Deux ans de travail sur les Roms qui tombent en pleine actualité. Après le choc du Photographe par le duo Guibert/Lemercier, le nouveau roman graphique avec un photoreporter, Alain Keler. Série publiée dans XXI, augmentée de deux histoires inédites et d'un portfolio. Quelques mots d'Alain... Mes parents s'aimaient et s'engueulaient sans arrêt. Je suis devenu reporter-photographe pour échapper à leurs disputes.
J'ai voyagé trente ans pour les agences de presse. Le matin ici, à midi là, le soir ailleurs. Je faisais des photos, je gagnais ma vie, mon métier me plaisait. Et puis, j'en ai eu marre. Marre d'enquiller les avions, les rouleaux de pellicule, les tampons sur le passeport, sans prendre le temps de respirer. Un jour, j'ai croisé les Roms. La première minorité du continent européen. Je suis le xième photographe à m'intéresser à leur sort,mais ça n'a aucune importance.

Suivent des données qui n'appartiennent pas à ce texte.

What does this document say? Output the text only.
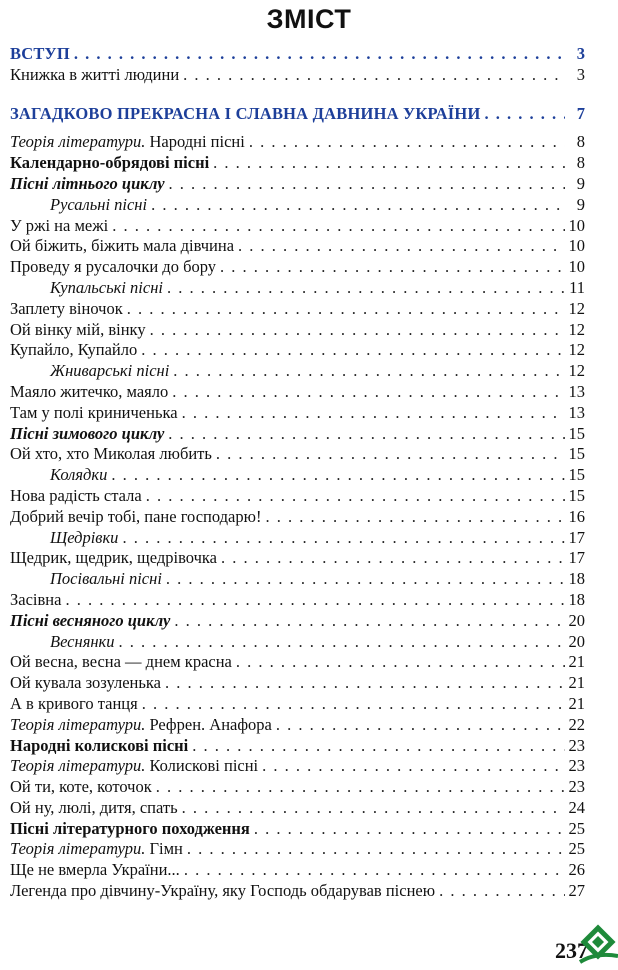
ЗМІСТ
ВСТУП . . .	3
Книжка в житті людини . . .	3
ЗАГАДКОВО ПРЕКРАСНА І СЛАВНА ДАВНИНА УКРАЇНИ . . .	7
Теорія літератури. Народні пісні . . .	8
Календарно-обрядові пісні . . .	8
Пісні літнього циклу . . .	9
Русальні пісні . . .	9
У ржі на межі . . .	10
Ой біжить, біжить мала дівчина . . .	10
Проведу я русалочки до бору . . .	10
Купальські пісні . . .	11
Заплету віночок . . .	12
Ой вінку мій, вінку . . .	12
Купайло, Купайло . . .	12
Жниварські пісні . . .	12
Маяло житечко, маяло . . .	13
Там у полі криниченька . . .	13
Пісні зимового циклу . . .	15
Ой хто, хто Миколая любить . . .	15
Колядки . . .	15
Нова радість стала . . .	15
Добрий вечір тобі, пане господарю! . . .	16
Щедрівки . . .	17
Щедрик, щедрик, щедрівочка . . .	17
Посівальні пісні . . .	18
Засівна . . .	18
Пісні весняного циклу . . .	20
Веснянки . . .	20
Ой весна, весна — днем красна . . .	21
Ой кувала зозуленька . . .	21
А в кривого танця . . .	21
Теорія літератури. Рефрен. Анафора . . .	22
Народні колискові пісні . . .	23
Теорія літератури. Колискові пісні . . .	23
Ой ти, коте, коточок . . .	23
Ой ну, люлі, дитя, спать . . .	24
Пісні літературного походження . . .	25
Теорія літератури. Гімн . . .	25
Ще не вмерла України... . . .	26
Легенда про дівчину-Україну, яку Господь обдарував піснею . . .	27
237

J'aime aller chez les Roms. C'est rarement des vacances. Je ne choisis pas les communautés les plus florissantes. Je vais dans les cloaques. Ces lieux sont hallucinants de misère. Un mot me vient, il est familier, excusez-moi, c'est barge. Des endroits barges. Je n'arrive pas en sifflotant. Je ne brandis pasmes appareils photo. Je mesure combien un type qui entre, fait clic-clac et ressort peut sembler ignoble à des gens qui n'ont rien.
Je ne prends pas non plus l'air sinistre ou contrit. J'essaie d'être moi-même. Ce n'est pas facile, quand on est remué. Les gosses me font tourner en bourrique. Ils me tirent, me poussent, crient pour que je leur tire le portrait, se pendent aux courroies de mes appareils, dix fois, cent fois, jusqu'à l'exaspération. Pourtant, je leur dois souvent desmoments de beauté foudroyants qui, avec un peu de chance, se retrouvent sur les photos.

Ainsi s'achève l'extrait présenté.